Plan. Assuming you’ve gathered some good data in the Research phase of the process, you can do a much better job of putting together a plan for the year. Start at the top, with your company goals. Maybe you want to sell more recreational properties. That’s a good start, but now you need to ask questions. Where? Maybe you start with states where you’re licensed, but you rule out one because it’s more dominated by cities and farms, without much in the way of trees and streams. You’re now into the territory of formulating strategies — overall plans for moving toward your company’s goals. So now you know what you’d like to accomplish and have a good idea of where. It’s finally time to come up with tactics (ideas for how to accomplish that), and objectives (yardsticks by which you’ll measure your results). Objectives should be both measurable and time-specific. Assign each process to an individual, and put the names on the plan. This should become part of the annual appraisal process for those individuals. At this point, you may be ready to hand off the guts of your plan to the people who’ll be responsible for translating it into specific programs and actions. (Along the way, you’ll probably discover that you need to return to the Research step to gather some data you didn’t anticipate you’d need.)
Implement. At last, you’re ready to get to work! And better still, you know what to do. It’s time to let your folks do their jobs, with the gentle reminder that they’ll be held accountable for their areas of responsibility.

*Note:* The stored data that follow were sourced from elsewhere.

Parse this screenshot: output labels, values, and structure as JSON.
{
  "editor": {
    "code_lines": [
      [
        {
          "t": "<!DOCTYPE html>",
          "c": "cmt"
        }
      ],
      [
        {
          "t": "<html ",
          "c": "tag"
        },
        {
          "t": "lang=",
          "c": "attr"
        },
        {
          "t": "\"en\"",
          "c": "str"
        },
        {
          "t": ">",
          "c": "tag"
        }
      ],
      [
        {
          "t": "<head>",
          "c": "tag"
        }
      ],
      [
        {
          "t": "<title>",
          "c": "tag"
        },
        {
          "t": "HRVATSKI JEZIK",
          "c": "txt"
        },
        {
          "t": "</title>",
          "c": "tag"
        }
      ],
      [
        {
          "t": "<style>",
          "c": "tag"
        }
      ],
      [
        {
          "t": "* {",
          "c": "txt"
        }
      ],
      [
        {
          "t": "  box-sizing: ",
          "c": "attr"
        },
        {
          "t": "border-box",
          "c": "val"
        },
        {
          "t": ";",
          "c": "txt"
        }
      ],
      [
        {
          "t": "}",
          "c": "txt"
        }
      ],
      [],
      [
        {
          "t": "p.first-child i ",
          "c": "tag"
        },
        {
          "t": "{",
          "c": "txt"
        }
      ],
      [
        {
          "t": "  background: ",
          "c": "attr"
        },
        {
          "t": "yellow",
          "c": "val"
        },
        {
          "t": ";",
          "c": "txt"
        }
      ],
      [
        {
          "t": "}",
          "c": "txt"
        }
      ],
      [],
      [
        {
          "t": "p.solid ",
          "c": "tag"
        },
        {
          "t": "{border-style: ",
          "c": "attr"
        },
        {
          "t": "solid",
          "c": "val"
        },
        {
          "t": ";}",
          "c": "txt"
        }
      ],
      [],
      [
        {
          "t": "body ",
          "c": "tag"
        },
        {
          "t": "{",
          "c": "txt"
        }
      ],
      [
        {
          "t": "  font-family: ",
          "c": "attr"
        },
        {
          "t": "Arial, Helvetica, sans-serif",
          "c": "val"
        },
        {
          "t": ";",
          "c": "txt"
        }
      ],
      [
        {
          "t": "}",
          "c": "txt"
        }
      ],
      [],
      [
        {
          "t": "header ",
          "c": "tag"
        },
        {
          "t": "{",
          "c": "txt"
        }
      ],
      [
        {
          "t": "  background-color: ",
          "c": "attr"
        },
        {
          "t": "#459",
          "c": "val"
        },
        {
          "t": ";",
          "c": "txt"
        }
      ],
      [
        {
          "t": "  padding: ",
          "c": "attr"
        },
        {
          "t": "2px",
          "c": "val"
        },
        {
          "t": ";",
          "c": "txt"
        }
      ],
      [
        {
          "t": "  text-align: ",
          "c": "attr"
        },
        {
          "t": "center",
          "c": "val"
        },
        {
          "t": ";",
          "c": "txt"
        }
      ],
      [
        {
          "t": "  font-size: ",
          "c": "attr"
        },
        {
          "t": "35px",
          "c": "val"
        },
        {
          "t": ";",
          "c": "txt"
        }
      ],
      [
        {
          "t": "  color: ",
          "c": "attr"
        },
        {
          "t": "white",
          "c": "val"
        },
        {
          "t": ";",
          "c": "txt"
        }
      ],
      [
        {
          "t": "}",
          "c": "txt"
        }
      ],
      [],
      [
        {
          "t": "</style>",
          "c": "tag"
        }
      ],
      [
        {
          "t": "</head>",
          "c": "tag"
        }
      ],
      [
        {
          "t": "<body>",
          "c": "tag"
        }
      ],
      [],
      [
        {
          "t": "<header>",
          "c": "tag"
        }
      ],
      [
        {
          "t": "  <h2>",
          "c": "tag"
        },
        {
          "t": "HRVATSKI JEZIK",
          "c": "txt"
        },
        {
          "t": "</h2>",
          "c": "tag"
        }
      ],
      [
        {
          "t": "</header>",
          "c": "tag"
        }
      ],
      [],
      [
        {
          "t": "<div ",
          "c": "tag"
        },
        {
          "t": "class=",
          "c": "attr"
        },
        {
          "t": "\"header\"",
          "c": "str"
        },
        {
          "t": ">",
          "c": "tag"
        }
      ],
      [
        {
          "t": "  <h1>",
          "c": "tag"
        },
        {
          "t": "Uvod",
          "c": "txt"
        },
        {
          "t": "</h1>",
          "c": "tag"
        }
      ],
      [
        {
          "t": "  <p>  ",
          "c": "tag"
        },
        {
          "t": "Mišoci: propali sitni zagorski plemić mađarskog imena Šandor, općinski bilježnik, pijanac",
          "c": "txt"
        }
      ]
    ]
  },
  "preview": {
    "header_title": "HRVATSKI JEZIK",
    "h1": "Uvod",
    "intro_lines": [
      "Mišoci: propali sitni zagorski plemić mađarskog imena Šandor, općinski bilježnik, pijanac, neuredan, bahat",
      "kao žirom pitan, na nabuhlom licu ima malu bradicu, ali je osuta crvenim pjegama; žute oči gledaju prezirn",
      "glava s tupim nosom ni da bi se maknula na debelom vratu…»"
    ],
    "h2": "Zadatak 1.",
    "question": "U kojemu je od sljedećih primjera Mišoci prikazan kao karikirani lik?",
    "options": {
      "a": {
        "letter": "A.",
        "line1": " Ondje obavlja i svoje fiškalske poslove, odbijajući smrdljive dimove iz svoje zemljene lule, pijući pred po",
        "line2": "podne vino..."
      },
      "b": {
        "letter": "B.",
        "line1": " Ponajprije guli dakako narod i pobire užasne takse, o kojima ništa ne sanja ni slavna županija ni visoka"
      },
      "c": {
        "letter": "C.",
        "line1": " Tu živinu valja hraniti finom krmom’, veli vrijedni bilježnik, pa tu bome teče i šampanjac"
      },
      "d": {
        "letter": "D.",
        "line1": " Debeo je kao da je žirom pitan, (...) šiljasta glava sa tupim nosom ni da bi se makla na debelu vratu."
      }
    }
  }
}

Evaluate. If you’d done the R,P and I steps of the process, you’d be in much better shape now, wouldn’t you? No matter. You can’t go back in time, so just build our plan and look forward to getting a better handle on how your efforts are proceeding and how your folks are performing. I recommend quarterly “gut check” appraisals so that you can fine tune your plan as needed.
This may seem a little involved, but trust me. It’s been working for all kinds of companies for generations, and it beats the heck out of a “Now get out there and sell” pep talk.